Andrew_angusa wrote:I do believe in an afterlife. I someties have doubts but I always give it a lot of thought and there has to be something after this. I believe in God and Jesus and all of the saints. It is so much better than having nothing to believe in. That is sad. I just know in my heart that the afterlife will be so much better than what earth offers. Everyone on earth suffers in one way or another. I believe all of the sadness and pain here will not be there in the afterlife.
Actually I think it is kind of sad that people find it necessary to have to believe in "God, Jesus, after life and all the saints"
It sure is true that everyone on earth suffers, some greatly, some not so much. So do all animals. I guess we could say plant life suffers too. Trees get cut down, grass dies, snow melts, rivers dry up. Seems most things have a life and death, including stars.
I am sorry if the wonder of having a life on earth and the joy of loving other human beings (and animals and plants too) seeing nature, learning about all the wonderful things the people who preceded us have created for our benefit, the music the art, the architecture etc. does not seem to satisfy so many people.

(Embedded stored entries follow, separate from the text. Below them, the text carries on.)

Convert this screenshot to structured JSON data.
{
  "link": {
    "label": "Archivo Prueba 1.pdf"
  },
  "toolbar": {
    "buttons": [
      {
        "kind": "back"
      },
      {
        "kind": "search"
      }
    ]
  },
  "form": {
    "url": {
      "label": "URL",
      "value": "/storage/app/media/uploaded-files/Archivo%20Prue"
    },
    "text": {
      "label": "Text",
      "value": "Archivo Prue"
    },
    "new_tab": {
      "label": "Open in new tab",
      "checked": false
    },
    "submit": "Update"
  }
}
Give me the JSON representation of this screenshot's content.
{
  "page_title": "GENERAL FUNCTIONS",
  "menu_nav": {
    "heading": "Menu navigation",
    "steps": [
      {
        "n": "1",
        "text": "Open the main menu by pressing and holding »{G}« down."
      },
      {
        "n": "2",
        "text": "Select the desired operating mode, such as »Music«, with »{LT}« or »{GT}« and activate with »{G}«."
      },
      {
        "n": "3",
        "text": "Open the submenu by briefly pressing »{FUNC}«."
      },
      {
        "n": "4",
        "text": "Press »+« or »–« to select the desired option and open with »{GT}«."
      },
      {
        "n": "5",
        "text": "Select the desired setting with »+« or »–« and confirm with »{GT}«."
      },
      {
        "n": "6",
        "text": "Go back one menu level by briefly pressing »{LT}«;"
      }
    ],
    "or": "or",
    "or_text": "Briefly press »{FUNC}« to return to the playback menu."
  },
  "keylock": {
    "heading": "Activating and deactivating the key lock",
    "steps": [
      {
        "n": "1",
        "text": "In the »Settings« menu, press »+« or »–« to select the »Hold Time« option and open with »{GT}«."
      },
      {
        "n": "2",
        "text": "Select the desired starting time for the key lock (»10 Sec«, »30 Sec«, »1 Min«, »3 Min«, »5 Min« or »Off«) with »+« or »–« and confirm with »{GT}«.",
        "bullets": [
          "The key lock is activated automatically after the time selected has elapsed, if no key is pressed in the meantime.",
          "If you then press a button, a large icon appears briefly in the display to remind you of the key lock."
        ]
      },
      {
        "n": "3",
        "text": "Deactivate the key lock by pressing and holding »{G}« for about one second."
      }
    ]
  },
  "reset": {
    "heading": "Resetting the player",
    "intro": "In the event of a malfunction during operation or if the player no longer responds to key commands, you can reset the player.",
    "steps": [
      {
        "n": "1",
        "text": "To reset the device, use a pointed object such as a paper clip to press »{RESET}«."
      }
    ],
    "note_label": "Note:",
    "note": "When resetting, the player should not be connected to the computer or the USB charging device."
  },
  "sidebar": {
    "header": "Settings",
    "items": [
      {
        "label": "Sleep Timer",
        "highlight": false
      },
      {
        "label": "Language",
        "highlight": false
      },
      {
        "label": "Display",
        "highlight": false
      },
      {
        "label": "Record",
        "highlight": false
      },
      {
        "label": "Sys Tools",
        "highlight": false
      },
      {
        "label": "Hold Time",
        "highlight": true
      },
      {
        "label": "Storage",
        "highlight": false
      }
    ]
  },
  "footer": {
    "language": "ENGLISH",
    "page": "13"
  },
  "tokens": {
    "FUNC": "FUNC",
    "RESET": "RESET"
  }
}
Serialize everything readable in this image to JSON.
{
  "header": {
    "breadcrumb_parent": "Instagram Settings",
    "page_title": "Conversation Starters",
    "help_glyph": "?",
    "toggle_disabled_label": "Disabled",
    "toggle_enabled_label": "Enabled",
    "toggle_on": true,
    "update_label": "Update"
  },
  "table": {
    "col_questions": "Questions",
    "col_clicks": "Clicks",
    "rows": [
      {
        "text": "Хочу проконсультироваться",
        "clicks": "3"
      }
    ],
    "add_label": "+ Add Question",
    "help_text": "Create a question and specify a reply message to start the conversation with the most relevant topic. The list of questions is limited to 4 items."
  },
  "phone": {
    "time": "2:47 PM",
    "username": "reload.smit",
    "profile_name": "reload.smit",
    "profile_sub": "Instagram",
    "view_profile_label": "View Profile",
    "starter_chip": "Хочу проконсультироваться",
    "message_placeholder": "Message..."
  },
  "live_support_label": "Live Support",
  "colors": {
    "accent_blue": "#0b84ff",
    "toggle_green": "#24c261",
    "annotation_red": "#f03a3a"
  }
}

To address the original topic of this thread, "how did you stop believing?" I don't believe I ever "believed" I accepted what I was told as a small child and youngster but as I got a little older (maybe 8 and above) and could really hear what was being said, it didn't make much sense. Sermons seem to have included ridiculous claims. Too often the topic was how we the congregation should feel like trash upon the face of the earth. I did not like that nor believe it.
Maybe atheists actually have more "true faith" because we accept the way things are. . . that they are proceeding pretty much the way they should, and that it is not necessary for us to explain, second guess or otherwise manipulate our own brains and those of others.